Just one year after its founding in 2016, the RIKEN Center for Advanced Intelligence Projects will be among the first to have a purpose-built AI supercomputer. This machine will have 24 DGX-1 server nodes, each with eight Pascal P100 GPUs to complement a larger complex of 32 Fujitsu PRIMERGY RX2530 M2 servers. While this is by no means the largest deployment of the DGX-1 boxes (Nvidia itself made the Top 500 rankings with its 124-node system outfitted with the latest Pascal generation P100 GPUs) it will be interesting to see how RIKEN blends current HPC and new deep learning frameworks for current and future applications. The system will be capable of four petaflops of half-precision performance—an unfamiliar metric for those used to gauging supercomputing systems, which are measured on their double-precision capabilities. Fujitsu and RIKEN have worked together to bolster the software stack in addition to the deep learning frameworks that are already optimized and ship with the DGX-1 appliances.
Some back of napkin math on this machine reveals an interesting split of compute with, you guessed it, the beefiest portion on the DGX-1 side. With a projected list price of $129,000 per DGX-1 node and, let’s conjecture $10,000 for the 32 PRIMERGY nodes, the machine all ready and configured is around $4 million. This is a small system by supercomputing standards, but if it is able to eventually chew on some HPC workloads at lower precision eventually, it could bolster the case for 8-GPU boxes handling a mixed machine learning/simulation workload—something that we hear is gaining steam at some centers, at least in research circles.
One of the challenges that Nvidia solved with its own 124-node DGX-1 supercomputer was the multi-GPU scaling issue, which has plagued early users of deep learning at scale. MPI-based efforts are still developing and being released into the open source ecosystem, which will allow easier building and use of densely packed GPU-based machines. The software work to get the hardware to hum has been handled by RIKEN, Fujitsu, and Nvidia teams, but real application scalability will provide some interesting insight.

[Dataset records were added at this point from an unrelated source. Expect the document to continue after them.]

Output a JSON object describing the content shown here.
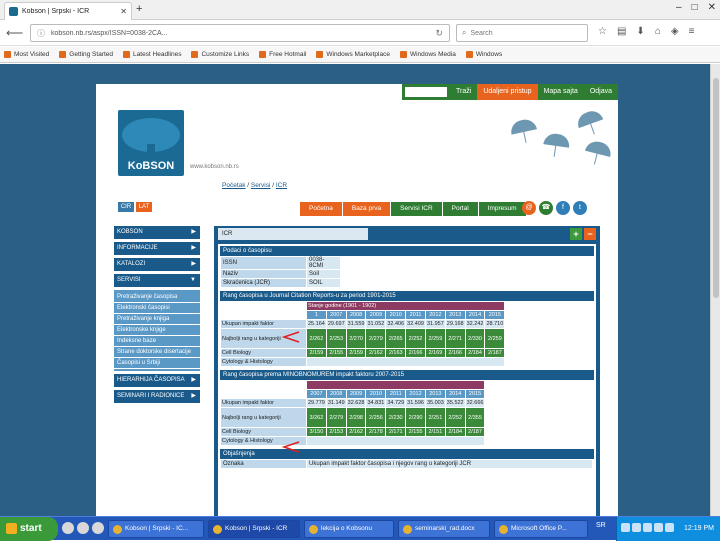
{
  "browser": {
    "tab_title": "Kobson | Srpski - ICR",
    "url": "kobson.nb.rs/aspx/ISSN=0038-2CA...",
    "search_placeholder": "Search",
    "bookmarks": [
      "Most Visited",
      "Getting Started",
      "Latest Headlines",
      "Customize Links",
      "Free Hotmail",
      "Windows Marketplace",
      "Windows Media",
      "Windows"
    ]
  },
  "site": {
    "topnav": [
      "Traži",
      "Udaljeni pristup",
      "Mapa sajta",
      "Odjava"
    ],
    "logo_text": "KoBSON",
    "tagline": "www.kobson.nb.rs",
    "breadcrumb_prefix": "Početak",
    "breadcrumb_mid": "Servisi",
    "breadcrumb_last": "ICR",
    "lang": [
      "CIR",
      "LAT"
    ],
    "menu": [
      "Početna",
      "Baza prva",
      "Servisi ICR",
      "Portal",
      "Impresum"
    ],
    "icon_labels": [
      "@",
      "☎",
      "f",
      "t"
    ],
    "sidebar": {
      "sections": [
        "KOBSON",
        "INFORMACIJE",
        "KATALOZI",
        "SERVISI"
      ],
      "sub_items": [
        "Pretraživanje časopisa",
        "Elektronski časopisi",
        "Pretraživanje knjiga",
        "Elektronske knjige",
        "Indeksne baze",
        "Strane doktorske disertacije",
        "Časopisi u Srbiji"
      ],
      "bottom": [
        "HIERARHIJA ČASOPISA",
        "SEMINARI I RADIONICE"
      ]
    },
    "panel": {
      "header": "ICR",
      "add": "+",
      "minimize": "−",
      "journal_section": "Podaci o časopisu",
      "journal_rows": [
        {
          "key": "ISSN",
          "value": "0038-8CMI"
        },
        {
          "key": "Naziv",
          "value": "Soil"
        },
        {
          "key": "Skraćenica (JCR)",
          "value": "SOIL"
        }
      ],
      "jcr_section": "Rang časopisa u Journal Citation Reports-u za period 1901-2015",
      "jcr_subheader": "Stanje godine (1901 - 1902)",
      "jcr_years": [
        "2007",
        "2008",
        "2009",
        "2010",
        "2011",
        "2012",
        "2013",
        "2014",
        "2015"
      ],
      "jcr_rows": [
        {
          "label": "Ukupan impakt faktor",
          "values": [
            "25.164",
            "29.697",
            "31.559",
            "31.052",
            "32.406",
            "32.409",
            "31.957",
            "29.168",
            "32.242",
            "28.710"
          ]
        },
        {
          "label": "Najbolji rang u kategoriji",
          "values": [
            "2/262",
            "2/253",
            "2/270",
            "2/279",
            "2/265",
            "2/252",
            "2/259",
            "2/271",
            "2/330",
            "2/259"
          ]
        },
        {
          "label": "Cell Biology",
          "values": [
            "2/159",
            "2/155",
            "2/159",
            "2/162",
            "2/163",
            "2/166",
            "2/169",
            "2/166",
            "2/184",
            "2/187"
          ]
        },
        {
          "label": "Cytology & Histology",
          "values": []
        }
      ],
      "m_section": "Rang časopisa prema MINOBNOMUREM impakt faktoru 2007-2015",
      "m_years": [
        "2007",
        "2008",
        "2009",
        "2010",
        "2011",
        "2012",
        "2013",
        "2014",
        "2015"
      ],
      "m_rows": [
        {
          "label": "Ukupan impakt faktor",
          "values": [
            "29.779",
            "31.149",
            "32.628",
            "34.831",
            "34.729",
            "31.596",
            "35.003",
            "35.522",
            "32.666"
          ]
        },
        {
          "label": "Najbolji rang u kategoriji",
          "values": [
            "3/262",
            "2/279",
            "2/298",
            "2/256",
            "2/230",
            "2/290",
            "2/251",
            "2/252",
            "2/355"
          ]
        },
        {
          "label": "Cell Biology",
          "values": [
            "3/150",
            "2/153",
            "2/162",
            "2/178",
            "2/171",
            "2/155",
            "2/151",
            "2/184",
            "2/187"
          ]
        },
        {
          "label": "Cytology & Histology",
          "values": []
        }
      ],
      "expl_section": "Objašnjenja",
      "expl_key": "Oznaka",
      "expl_text": "Ukupan impakt faktor časopisa i njegov rang u kategoriji JCR"
    }
  },
  "taskbar": {
    "start": "start",
    "items": [
      "Kobson | Srpski - ICR",
      "Kobson | Srpski - IC...",
      "lekcija o Kobsonu",
      "seminarski_rad.docx",
      "Microsoft Office P..."
    ],
    "lang": "SR",
    "clock": "12:19 PM"
  }
}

The Center for Advanced Intelligence Projects is stretching an AI effort across many domains, some of which include traditional supercomputing simulation arenas. Current sub-organizations at the center include those devoted to bioinformatics, natural language processing, medical engineering, neuroscience, mathematics, and beyond, with special groups focusing on security, privacy, and human-AI communications.
RIKEN is already on our watch list due to the upcoming ARM-based systems slated for the future, but until then, he reason RIKEN stands out among its HPC peers is because of the uniqueness of the SPARC architecture, which has been employed on many of its top systems. While this may not always secure the center the top slot on the Top 500 list of supercomputers, the architecture performs well on both the Graph 500 and Green 500 in addition to the newer HPCG benchmark, which offers a more accurate measurement of a supercomputer’s performance on real-world applications. This is all important because teams at the center are willing to look beyond the traditional X86 track for simulation workloads—meaning they might be at the cutting edge for blending HPC and deep learning between these architectures.
RIKEN, and other centers in Japan, including Tokyo Tech, are also on our radar because of research efforts centered on finding ways to use single precision versus double for applications that don’t require it. We expect the new AI-focused center to continue pushing existing applications into lower precision ranges while building new ones based on open source deep learning frameworks.